The national debt is growing at $1.5 trillion per year.  Ultra-low interest rates MUST be maintained to prevent the debt from overwhelming the government budget.  Near-zero rates also need to be maintained because even a moderate rise would cause multi-trillion dollar derivative losses for the banks, and would remove the banks’ chief income stream, the arbitrage afforded by borrowing at 0% and investing at higher rates.

The low rates are maintained by interest rate swaps, called by Willie a “derivative tool which controls the bond market in a devious artificial manner.”  How they control it is complicated, and is explored in detail in the Willie piece here and Kirby piece here.

Kirby contends that the only organization large enough to act as counterparty to some of these trades is the U.S. Treasury itself.  He suspects the Treasury’s Exchange Stabilization Fund, a covert entity without oversight and accountable to no one. Kirby also notes that if publicly-traded companies (including JPMorgan, Goldman Sachs, and Morgan Stanley) are deemed to be integral to U.S. national security (meaning protecting the integrity of the dollar), they can legally be excused from reporting their true financial condition.  They are allowed to keep two sets of books.

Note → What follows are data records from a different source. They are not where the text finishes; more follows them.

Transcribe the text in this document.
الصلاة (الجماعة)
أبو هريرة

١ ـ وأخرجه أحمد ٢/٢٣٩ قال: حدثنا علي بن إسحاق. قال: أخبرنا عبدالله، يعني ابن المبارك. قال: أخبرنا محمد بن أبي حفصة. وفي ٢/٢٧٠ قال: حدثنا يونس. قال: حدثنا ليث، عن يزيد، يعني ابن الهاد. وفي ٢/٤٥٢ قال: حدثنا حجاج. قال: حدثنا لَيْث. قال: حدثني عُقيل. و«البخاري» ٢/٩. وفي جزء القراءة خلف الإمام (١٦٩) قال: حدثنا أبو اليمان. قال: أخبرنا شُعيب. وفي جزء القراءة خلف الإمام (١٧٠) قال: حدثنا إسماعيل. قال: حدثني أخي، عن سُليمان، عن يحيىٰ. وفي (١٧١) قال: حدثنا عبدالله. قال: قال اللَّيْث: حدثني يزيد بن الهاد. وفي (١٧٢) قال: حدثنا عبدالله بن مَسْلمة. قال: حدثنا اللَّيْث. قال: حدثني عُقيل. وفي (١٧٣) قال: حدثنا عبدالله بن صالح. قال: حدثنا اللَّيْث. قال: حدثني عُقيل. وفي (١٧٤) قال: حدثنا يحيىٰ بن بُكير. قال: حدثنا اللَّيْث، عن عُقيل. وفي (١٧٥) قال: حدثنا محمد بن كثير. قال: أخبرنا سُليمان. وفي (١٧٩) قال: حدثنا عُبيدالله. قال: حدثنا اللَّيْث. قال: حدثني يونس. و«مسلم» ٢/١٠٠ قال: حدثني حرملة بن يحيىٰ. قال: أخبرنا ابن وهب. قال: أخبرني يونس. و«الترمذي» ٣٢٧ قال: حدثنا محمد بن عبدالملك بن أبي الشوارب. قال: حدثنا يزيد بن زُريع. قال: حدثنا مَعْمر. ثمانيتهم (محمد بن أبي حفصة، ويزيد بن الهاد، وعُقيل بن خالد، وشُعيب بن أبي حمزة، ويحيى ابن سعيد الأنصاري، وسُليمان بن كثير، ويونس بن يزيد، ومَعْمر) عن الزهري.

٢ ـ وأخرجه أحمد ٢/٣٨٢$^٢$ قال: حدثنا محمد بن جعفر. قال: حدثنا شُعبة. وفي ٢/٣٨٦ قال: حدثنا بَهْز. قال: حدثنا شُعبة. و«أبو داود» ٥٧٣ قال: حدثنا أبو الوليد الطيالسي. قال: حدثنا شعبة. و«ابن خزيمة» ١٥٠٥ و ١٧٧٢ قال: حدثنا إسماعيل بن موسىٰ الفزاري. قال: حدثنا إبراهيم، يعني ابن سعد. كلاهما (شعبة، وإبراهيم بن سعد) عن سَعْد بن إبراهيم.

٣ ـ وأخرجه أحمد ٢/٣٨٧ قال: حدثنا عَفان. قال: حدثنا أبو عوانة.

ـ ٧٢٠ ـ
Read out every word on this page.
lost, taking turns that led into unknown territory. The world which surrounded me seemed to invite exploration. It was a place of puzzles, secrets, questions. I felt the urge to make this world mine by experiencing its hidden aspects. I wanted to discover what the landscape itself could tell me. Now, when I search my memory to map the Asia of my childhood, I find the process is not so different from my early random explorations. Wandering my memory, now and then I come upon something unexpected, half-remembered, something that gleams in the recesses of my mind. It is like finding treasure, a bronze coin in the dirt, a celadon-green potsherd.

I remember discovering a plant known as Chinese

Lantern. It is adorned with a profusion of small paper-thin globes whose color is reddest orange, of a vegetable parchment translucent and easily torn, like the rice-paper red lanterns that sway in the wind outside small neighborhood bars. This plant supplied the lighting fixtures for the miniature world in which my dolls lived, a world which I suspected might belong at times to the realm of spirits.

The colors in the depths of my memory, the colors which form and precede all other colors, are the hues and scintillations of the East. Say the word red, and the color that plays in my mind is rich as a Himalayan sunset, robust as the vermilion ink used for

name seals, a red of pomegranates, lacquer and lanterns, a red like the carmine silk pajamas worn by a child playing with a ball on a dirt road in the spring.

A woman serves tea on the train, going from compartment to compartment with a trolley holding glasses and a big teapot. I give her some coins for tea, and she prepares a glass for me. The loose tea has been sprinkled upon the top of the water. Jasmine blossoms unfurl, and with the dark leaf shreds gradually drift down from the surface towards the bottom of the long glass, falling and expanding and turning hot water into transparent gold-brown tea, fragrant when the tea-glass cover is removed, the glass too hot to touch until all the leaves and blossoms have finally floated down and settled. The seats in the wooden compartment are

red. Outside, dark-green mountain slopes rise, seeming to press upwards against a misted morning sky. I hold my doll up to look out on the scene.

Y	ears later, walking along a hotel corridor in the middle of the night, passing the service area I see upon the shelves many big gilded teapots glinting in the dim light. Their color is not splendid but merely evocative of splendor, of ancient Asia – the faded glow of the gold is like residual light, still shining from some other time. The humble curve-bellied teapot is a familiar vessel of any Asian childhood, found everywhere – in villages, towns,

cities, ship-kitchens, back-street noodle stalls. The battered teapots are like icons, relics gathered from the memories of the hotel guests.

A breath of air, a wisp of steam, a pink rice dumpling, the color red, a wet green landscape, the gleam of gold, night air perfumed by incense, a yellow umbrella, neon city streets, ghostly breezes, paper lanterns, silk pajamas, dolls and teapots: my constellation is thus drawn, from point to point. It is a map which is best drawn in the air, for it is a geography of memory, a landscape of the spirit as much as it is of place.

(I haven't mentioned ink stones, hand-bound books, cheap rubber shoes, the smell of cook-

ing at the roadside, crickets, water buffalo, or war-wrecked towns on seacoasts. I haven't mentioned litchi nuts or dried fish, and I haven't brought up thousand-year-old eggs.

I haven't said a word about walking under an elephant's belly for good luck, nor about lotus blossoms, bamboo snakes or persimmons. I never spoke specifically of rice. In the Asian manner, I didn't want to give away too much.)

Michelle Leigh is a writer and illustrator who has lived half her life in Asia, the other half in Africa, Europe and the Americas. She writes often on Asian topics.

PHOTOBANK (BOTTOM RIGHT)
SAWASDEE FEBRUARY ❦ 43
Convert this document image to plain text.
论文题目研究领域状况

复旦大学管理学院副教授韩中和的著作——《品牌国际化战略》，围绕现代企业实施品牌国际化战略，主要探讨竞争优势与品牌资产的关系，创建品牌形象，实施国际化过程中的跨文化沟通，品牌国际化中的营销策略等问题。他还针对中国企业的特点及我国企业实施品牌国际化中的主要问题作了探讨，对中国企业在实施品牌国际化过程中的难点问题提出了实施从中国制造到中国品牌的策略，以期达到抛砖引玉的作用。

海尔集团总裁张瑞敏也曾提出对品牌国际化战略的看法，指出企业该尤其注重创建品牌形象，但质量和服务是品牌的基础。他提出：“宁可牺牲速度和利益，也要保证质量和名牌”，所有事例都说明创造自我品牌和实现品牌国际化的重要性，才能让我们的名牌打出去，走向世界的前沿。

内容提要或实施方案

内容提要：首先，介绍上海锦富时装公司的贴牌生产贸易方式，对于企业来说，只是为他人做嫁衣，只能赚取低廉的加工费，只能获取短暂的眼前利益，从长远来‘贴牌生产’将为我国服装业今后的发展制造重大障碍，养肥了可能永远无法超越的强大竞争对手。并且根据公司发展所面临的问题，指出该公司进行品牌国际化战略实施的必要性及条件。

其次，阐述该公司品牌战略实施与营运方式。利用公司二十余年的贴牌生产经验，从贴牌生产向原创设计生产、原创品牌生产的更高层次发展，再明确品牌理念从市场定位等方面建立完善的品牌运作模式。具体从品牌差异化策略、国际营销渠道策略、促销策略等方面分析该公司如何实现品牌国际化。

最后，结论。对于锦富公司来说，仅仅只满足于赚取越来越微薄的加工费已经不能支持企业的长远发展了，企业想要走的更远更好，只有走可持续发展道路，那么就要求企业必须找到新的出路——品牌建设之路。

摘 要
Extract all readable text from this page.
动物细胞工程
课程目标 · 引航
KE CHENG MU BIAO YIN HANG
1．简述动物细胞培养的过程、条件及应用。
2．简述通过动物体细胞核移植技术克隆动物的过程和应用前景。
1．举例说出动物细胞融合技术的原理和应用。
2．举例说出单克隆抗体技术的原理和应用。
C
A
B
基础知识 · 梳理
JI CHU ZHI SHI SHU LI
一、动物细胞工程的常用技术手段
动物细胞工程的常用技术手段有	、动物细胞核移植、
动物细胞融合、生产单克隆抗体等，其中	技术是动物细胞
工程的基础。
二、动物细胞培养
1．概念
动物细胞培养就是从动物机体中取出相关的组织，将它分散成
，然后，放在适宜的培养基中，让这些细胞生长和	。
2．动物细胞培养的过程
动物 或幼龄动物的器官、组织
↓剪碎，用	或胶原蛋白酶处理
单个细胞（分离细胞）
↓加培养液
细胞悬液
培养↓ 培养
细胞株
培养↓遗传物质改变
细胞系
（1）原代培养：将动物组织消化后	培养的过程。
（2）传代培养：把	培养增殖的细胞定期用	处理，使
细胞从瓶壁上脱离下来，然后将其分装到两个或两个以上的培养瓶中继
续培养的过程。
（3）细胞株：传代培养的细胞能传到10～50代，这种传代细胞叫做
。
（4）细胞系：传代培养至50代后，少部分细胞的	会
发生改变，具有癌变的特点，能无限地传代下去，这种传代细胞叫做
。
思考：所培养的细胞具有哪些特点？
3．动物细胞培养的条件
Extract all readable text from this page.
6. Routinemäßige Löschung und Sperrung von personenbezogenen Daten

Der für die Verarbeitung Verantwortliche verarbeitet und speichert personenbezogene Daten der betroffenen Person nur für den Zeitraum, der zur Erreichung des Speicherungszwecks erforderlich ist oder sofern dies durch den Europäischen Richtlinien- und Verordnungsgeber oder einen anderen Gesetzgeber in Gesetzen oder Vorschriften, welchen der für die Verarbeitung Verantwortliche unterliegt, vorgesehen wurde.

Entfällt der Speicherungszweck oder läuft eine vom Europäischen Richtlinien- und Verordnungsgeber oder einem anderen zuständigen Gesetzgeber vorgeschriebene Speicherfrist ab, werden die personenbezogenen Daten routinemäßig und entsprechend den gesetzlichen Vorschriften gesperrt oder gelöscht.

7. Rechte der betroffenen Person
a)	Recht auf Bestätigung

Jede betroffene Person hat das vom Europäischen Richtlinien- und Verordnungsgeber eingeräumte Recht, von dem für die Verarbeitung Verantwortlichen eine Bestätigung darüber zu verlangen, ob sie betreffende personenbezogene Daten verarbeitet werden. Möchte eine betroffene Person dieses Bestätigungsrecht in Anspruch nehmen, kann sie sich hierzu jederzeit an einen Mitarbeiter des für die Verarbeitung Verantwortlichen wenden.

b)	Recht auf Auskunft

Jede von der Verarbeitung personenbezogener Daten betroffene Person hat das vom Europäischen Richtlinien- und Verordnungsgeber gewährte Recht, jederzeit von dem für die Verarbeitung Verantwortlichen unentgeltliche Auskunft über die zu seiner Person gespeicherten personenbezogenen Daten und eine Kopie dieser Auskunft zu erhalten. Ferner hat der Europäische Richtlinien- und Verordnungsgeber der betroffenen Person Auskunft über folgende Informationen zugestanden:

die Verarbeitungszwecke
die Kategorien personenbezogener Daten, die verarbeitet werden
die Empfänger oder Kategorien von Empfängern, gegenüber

Interest rate swaps are now over 80 percent of the massive derivatives market, and JPMorgan holds about $57.5 trillion of them.  Without the protective JPMorgan swaps, interest rates on U.S. debt could follow those of Greece and climb to 30%.  CEO Dimon could, then, indeed be “the guy in charge”: he could be controlling the lever propping up the whole U.S. financial system.

Talk about a house of cards built on sand!!! It’s one big gambling casino using worthless monopoly money!

 

Kunstler discusses the massive mountain of lies and fiction surrounding our world of fraudulent finance and the danger it poses to our civilization in the age of peak oil:

 

The world is heading for a “lower standard of living,” and the only question is “how disorderly will that process be.”